Herbie: Fully Loaded
The veneer of wholesomeness that covers a typical Disney movie almost always masks a seamy undercurrent roiling just beneath the surface.
The veneer of wholesomeness that covers a typical Disney movie almost always masks a seamy undercurrent roiling just beneath the surface. Movies that at first appear to be fun, family-friendly frolics quickly descend into Boschian nightmares of slaughtered deer, evil queens, dead or absent mothers, anorexic heroines, creepy sexual energy in places it simply doesn't belong or -- as recently reported in the case of "Herbie: Fully Loaded" -- the specter of dozens of underpaid technicians working double shifts to digitally mask Lindsay Lohan's heaving cleavage.
Marching in lockstep with the Disney formula, "Herbie: Fully Loaded" doesn't take long to find its dark side. The movie begins like a "Behind the Music" documentary that walks us through The Love Bug's downfall since we last saw him in theaters. I half expected to see a newspaper story about Herbie's role in a crack-den hooker double-homicide. Herbie's hit rock bottom, waiting to be scrapped in a junkyard, when Maggie (Lindsay Lohan) and her dad (Michael Keaton) stop by to get her a car for her graduation present. Mom is, of course, dead and absent.

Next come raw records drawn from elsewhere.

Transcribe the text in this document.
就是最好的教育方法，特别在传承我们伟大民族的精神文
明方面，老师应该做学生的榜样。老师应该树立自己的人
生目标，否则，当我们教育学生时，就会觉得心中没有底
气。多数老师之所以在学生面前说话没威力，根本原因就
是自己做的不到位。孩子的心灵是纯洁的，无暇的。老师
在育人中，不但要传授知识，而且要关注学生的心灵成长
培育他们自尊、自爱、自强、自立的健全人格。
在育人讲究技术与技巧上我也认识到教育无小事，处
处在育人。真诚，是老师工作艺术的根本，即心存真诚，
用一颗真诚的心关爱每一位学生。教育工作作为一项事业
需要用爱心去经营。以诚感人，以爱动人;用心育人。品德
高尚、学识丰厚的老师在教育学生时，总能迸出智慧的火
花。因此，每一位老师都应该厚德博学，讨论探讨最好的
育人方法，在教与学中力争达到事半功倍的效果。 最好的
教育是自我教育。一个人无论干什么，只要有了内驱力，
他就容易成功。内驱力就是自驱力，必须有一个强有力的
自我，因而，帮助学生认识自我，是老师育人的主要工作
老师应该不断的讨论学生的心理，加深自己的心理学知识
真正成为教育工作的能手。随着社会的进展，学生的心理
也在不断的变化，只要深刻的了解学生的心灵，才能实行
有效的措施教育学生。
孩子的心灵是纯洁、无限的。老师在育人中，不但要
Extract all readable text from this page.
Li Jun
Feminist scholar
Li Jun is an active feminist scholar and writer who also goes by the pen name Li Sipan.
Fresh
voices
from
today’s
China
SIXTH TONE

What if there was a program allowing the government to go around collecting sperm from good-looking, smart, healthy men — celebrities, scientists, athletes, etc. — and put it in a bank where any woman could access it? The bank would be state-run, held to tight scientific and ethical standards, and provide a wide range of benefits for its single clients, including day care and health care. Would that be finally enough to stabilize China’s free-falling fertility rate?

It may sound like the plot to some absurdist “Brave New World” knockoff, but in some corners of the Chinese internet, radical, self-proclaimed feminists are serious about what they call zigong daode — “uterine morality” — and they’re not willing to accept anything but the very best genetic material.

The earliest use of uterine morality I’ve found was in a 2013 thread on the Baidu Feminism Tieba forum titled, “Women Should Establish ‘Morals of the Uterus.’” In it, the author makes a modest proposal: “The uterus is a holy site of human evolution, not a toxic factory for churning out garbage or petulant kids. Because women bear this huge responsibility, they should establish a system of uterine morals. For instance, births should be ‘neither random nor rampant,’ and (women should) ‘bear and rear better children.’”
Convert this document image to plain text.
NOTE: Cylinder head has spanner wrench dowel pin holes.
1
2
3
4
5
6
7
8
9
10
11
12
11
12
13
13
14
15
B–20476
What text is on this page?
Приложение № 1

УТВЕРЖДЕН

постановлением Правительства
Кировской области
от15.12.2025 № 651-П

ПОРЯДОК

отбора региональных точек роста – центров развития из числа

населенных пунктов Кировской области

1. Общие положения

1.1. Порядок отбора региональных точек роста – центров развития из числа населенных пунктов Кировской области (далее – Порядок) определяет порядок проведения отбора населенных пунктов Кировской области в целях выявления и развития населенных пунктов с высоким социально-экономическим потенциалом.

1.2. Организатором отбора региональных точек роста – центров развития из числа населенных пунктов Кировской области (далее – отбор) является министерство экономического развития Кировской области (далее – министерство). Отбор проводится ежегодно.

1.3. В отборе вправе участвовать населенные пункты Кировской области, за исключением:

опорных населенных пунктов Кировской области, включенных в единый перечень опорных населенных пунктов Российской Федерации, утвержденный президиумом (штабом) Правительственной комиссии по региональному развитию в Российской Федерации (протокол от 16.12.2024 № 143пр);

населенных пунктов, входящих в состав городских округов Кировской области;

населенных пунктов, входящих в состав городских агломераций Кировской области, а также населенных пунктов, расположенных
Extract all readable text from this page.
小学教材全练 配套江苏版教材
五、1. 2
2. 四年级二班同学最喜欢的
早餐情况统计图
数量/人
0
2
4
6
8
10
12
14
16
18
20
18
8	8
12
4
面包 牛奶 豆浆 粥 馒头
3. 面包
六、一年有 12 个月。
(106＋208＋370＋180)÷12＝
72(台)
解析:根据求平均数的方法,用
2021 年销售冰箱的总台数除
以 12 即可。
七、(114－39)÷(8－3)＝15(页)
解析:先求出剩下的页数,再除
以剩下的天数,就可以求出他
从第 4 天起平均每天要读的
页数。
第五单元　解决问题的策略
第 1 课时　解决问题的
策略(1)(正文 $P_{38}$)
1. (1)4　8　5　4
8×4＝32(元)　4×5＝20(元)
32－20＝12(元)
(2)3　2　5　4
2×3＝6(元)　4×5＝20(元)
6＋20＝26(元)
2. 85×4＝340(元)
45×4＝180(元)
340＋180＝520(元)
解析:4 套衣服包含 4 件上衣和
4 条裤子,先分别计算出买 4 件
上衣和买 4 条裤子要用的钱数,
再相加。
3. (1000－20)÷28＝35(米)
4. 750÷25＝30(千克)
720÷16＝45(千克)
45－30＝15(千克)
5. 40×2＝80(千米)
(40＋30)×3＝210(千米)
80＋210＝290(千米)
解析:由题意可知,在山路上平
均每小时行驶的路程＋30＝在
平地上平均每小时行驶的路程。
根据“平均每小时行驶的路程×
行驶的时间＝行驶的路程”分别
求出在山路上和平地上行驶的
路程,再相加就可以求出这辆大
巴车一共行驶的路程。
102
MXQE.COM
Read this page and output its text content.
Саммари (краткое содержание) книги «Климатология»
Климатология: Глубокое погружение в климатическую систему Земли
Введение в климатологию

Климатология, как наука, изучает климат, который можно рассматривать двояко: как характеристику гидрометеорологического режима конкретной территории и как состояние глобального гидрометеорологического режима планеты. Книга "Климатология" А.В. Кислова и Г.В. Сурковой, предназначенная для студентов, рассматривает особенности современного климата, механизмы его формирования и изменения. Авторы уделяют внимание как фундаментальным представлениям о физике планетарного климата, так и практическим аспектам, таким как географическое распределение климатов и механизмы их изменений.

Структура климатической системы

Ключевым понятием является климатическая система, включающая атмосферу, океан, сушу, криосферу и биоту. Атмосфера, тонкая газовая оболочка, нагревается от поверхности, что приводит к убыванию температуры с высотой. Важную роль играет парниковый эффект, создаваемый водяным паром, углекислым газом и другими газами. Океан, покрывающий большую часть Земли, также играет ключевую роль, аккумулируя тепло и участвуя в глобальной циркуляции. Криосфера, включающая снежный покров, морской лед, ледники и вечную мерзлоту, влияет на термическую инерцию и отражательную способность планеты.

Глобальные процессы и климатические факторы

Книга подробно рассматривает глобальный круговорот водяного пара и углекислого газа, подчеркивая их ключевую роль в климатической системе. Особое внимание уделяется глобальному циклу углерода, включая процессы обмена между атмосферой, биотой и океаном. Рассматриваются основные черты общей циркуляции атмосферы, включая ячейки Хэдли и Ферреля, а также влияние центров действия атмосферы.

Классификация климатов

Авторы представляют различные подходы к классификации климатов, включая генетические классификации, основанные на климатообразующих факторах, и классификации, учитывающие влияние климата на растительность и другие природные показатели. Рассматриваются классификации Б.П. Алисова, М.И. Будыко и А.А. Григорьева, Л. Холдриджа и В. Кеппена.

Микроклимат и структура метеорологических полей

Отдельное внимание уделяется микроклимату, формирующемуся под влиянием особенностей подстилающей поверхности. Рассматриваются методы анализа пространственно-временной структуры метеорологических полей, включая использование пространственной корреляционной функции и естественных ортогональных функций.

Herbie's a bit more animated than his previous incarnation, and the result is less like "The Love Bug" and a whole lot more like "Christine." Herbie hits people with his hood, flings hubcaps at them, sprays oil on them, and bonds with new owner Maggie by locking her in for a death-defying street race with stock car champion Trip Murphy (Matt Dillon). With moving, lidded headlights for eyes, Herbie frequently mad-dogs people he's angry at, an effect just a shade less creepy than being locked in a cell at Abu Ghraib with those two little girls from "The Shining."
After losing the street race, Trip vows revenge, and the movie marches toward its inevitable conclusion where Herbie, Maggie and her entire stock-car racing family battle Trip on the race track while Disney subsidiary ESPN provides running commentary. One nice thing about a NASCAR theme, however, is that the product placements pretty much write themselves.
Even after being digitally de-titillated by Disney staffers (who no doubt afterward reevaluated their career choices), it's going to be hard for audiences to reconcile the wholesome Lindsay Lohan in this movie with the emaciated, peroxide-blonde, feud-prone L-Lo who's currently dominating the gossip rags. Hollywood's never been a healthy place for young women, but Lohan's rapid transformation from fresh-faced young star to hollowed-out member of the Paris Hilton skank posse really makes you realize that Hollywood isn't so much an entertainment hub as a vampire factory.
Expose your daughters at their own peril.